I have encountered this issue several times recently and I've been struggling to confirm the source of the problem.
Most recently, I saw this on a domain that uses Kerio for email. We'll call their domain example.com. The SPF record for example.com looks like this:
"v=spf1 include:servers.mcsv.net include:isync.io ~all"
The bounce message the client received specifies the following under the Diagnostic-Code response header:
spf [exmaple.com] with ip:[207.254.17.11]=did not pass
However, you can clearly see that 207.254.17.11 is allowed by the SPF record of isync.io, as seen below
v=spf1 a mx a:kmail.isync.io ip4:207.254.17.0/28 ip4:209.123.15.34 ip4:207.254.16.176/28 a:dispatch-us.ppe-hosted.com include:spf.em.secureserver.net include:spf.smtp2go.com -all
Things I've tried or considered
DNS stale cache
I've checked the all the relevant records using securitytrails and found no changes that would have been relevant during the SPF validation in question.
SPF record lookup limit (10)
The total number of lookups for example.com's SPF record is 8, which is below the lookup limit.
Forwarding/wrong server being validated
I found a blog post and an old ServerFault question that indicate that Google sometimes improperly uses the client IP for the SPF check rather than the actual server that hands off the message to Google, but in this case the bounce message specifies that the correct server was checked. The only possibility I can think of here is that the bounce message is simply untrue, and that the SPF validation is, in fact being run against the client IP, but the bounce message is constructed based on the actual sending server's IP. Short of someone on Google's engineering team responding to this, I would have no way to verify that.

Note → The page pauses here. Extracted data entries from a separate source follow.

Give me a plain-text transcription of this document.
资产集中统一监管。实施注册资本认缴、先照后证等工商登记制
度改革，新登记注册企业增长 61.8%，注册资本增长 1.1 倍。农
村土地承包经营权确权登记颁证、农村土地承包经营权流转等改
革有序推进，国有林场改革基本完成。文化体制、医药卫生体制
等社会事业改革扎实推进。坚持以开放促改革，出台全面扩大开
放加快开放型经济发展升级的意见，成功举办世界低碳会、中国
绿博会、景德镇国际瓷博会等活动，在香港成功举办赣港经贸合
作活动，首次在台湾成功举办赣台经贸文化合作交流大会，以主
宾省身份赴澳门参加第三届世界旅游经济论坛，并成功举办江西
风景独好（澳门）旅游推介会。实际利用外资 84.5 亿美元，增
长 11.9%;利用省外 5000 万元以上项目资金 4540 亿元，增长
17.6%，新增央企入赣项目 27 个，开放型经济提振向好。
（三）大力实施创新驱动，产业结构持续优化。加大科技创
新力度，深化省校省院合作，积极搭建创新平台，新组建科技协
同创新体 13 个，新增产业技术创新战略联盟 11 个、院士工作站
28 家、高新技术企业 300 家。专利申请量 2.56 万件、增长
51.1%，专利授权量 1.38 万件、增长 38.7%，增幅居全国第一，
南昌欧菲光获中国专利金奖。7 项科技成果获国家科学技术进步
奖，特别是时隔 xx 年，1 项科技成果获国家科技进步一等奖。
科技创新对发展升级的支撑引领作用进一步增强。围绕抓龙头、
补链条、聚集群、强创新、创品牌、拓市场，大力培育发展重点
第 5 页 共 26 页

DNS lookup failure/Google SPF validation bug
Having eliminated all of the possibilities above, I'm left with the speculative conclusion that there are just random intermittent DNS lookup failures when validating the SPF record, or there is some other breakdown in Google's (apparently non-standard) SPF validation process. The blog post I referenced earlier speculates that Google's servers are not actually validating the message as it's received, but rather parsing the header information at a later time to try to validate the messages. Indeed, the fact that the client IP is sometimes incorrectly used for validation is evidence of this, and Google is certainly known to take a "spec be damned" approach to their services (see the never-ending autocomplete=off saga).
What else am I missing?
My speculative answer cannot be verified, and it's very difficult to explain to non-technical people without reducing the answer to "Sometimes Google doesn't do what it's supposed to do with emails." Is there any other avenue I can explore, either to lend credence to my speculative answer, or to find an alternative explanation?
* Quick footnote, in this case example.com does not have DKIM set up; however, I've seen identical problems with email from domains that do have DKIM properly implemented, and the bounce message indicates that BOTH have failed even if another part of the header shows that DKIM passed validation.